The original email used csv to mean "character separated value
(aka tab delimited)", but I'm used to seeing CSV mean "comma
separated value". Some versions of CSV also allow double-quotes
to enclose values, which significantly effects parsing.
Whether separated by commas or tabs, the data values will have to
be cleansed of the delimiter (tab or comma) for the format to work.
In much of my work, tabs are better value delimiters because they're
either more rare in values or easier to clean out of values (tending
to be less significant than commas).
--- On Tue, 31 Oct 2006, Charles Blair wrote:
> On Tue, Oct 31, 2006 at 09:29:23AM -0500, Kai Naumann wrote:
> > we are planning a business rule for the character separated value
> > format (aka tabbed format), dealing with the best choice for field
> > delimiter, and with the problem of text delimiters encountered
> > inside texts.
> the typical problem with tab-delimited is encountering tabs or
> newlines inside a field value, input by people who want to "format"
> the data, say in a description field. in these cases i tell them to
> export the data including field names as the first row. my parser
> count these, to tell it how many fields it should expect, then it
> counts the fields in every row. it reports when it encounters a row
> that has more or fewer fields than expected, returning the row number
> with how many fields it found, in which case i send the data back to
> the user with the report and tell them to fix the problem. it's simple
> enough to write these parsers in your language of choice.
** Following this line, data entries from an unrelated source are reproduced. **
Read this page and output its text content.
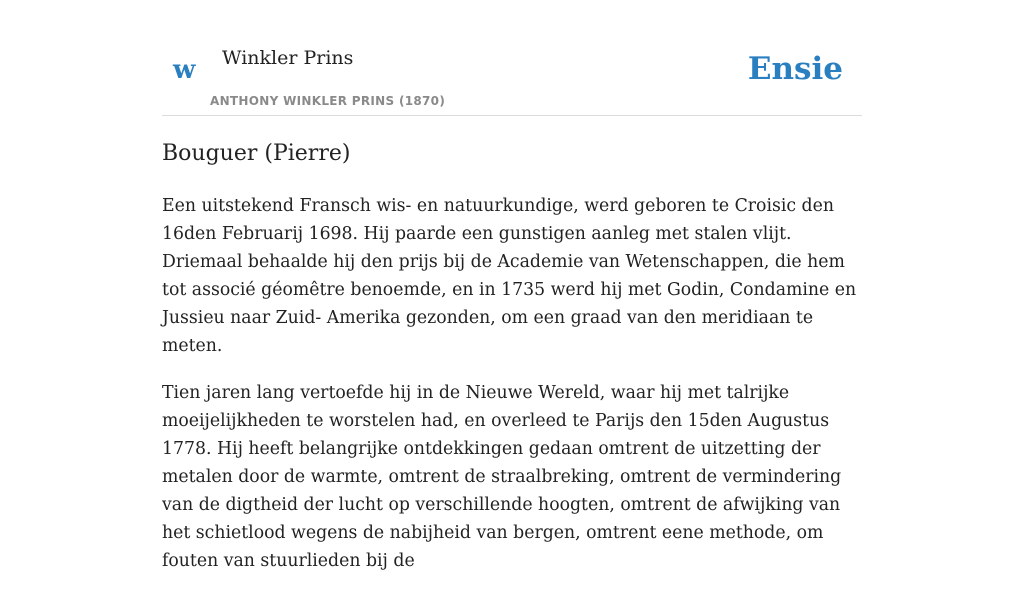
w Winkler Prins
ANTHONY WINKLER PRINS (1870)
Ensie
Bouguer (Pierre)

Een uitstekend Fransch wis- en natuurkundige, werd geboren te Croisic den 16den Februarij 1698. Hij paarde een gunstigen aanleg met stalen vlijt. Driemaal behaalde hij den prijs bij de Academie van Wetenschappen, die hem tot associé géomêtre benoemde, en in 1735 werd hij met Godin, Condamine en Jussieu naar Zuid- Amerika gezonden, om een graad van den meridiaan te meten.

Tien jaren lang vertoefde hij in de Nieuwe Wereld, waar hij met talrijke moeijelijkheden te worstelen had, en overleed te Parijs den 15den Augustus 1778. Hij heeft belangrijke ontdekkingen gedaan omtrent de uitzetting der metalen door de warmte, omtrent de straalbreking, omtrent de vermindering van de digtheid der lucht op verschillende hoogten, omtrent de afwijking van het schietlood wegens de nabijheid van bergen, omtrent eene methode, om fouten van stuurlieden bij de
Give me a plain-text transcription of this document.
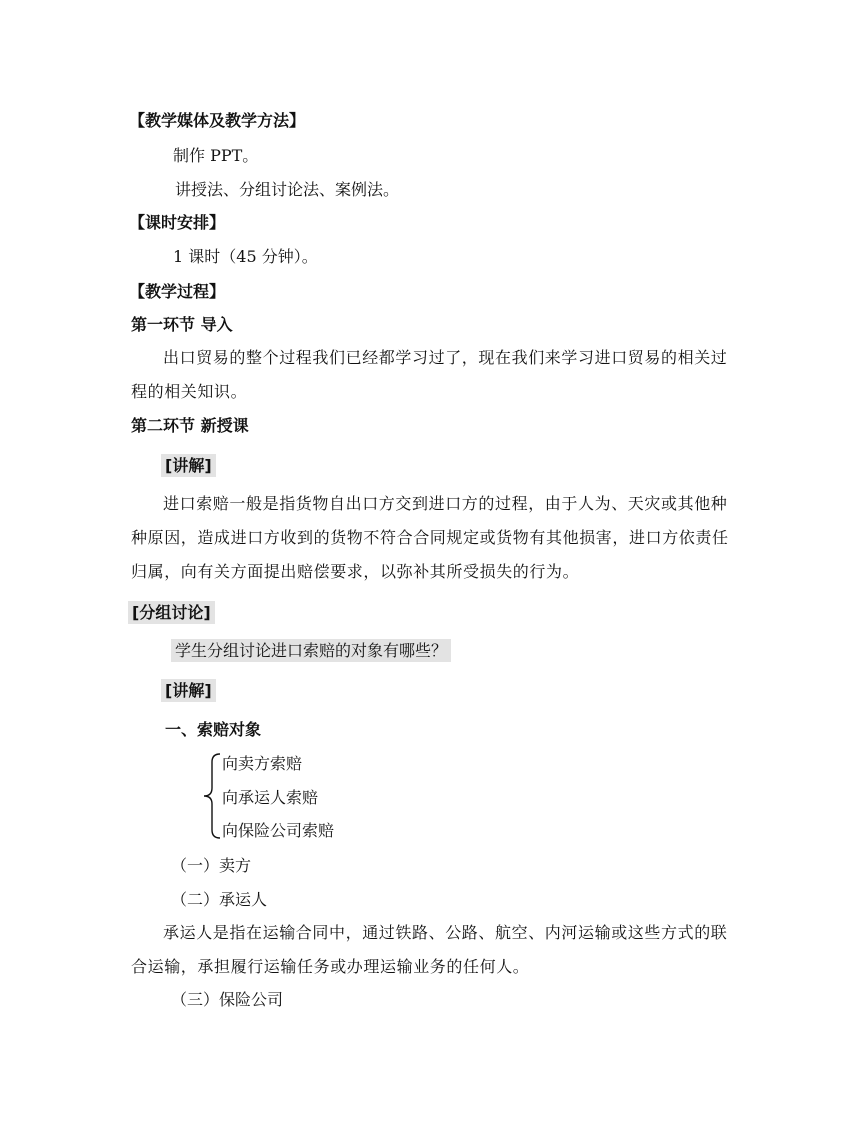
【教学媒体及教学方法】
制作 PPT。
讲授法、分组讨论法、案例法。
【课时安排】
1 课时（45 分钟）。
【教学过程】
第一环节 导入
出口贸易的整个过程我们已经都学习过了，现在我们来学习进口贸易的相关过程的相关知识。
第二环节 新授课
[讲解]
进口索赔一般是指货物自出口方交到进口方的过程，由于人为、天灾或其他种种原因，造成进口方收到的货物不符合合同规定或货物有其他损害，进口方依责任归属，向有关方面提出赔偿要求，以弥补其所受损失的行为。
[分组讨论]
学生分组讨论进口索赔的对象有哪些？
[讲解]
一、索赔对象
向卖方索赔
向承运人索赔
向保险公司索赔
（一）卖方
（二）承运人
承运人是指在运输合同中，通过铁路、公路、航空、内河运输或这些方式的联合运输，承担履行运输任务或办理运输业务的任何人。
（三）保险公司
> with csv you're not going to have the problem with embedded tabs. i
> can't remember offhand how much of a problem embedded newlines
> represent. it's simple enough to experiment with, though.
> another issue you might want to keep in mind is character encoding if
> that is relevant in your situation. people using these formats
> typically are generating data using MS Windows products, which default
> to codepage 1252 for character encoding. since i typically want to
> convert tab-delimited or csv to xml, i need to convert anything i get
> from these sources to utf-8 using a tool such as GNU recode, or tell
> them to export as utf-8 (but check what you get in these cases).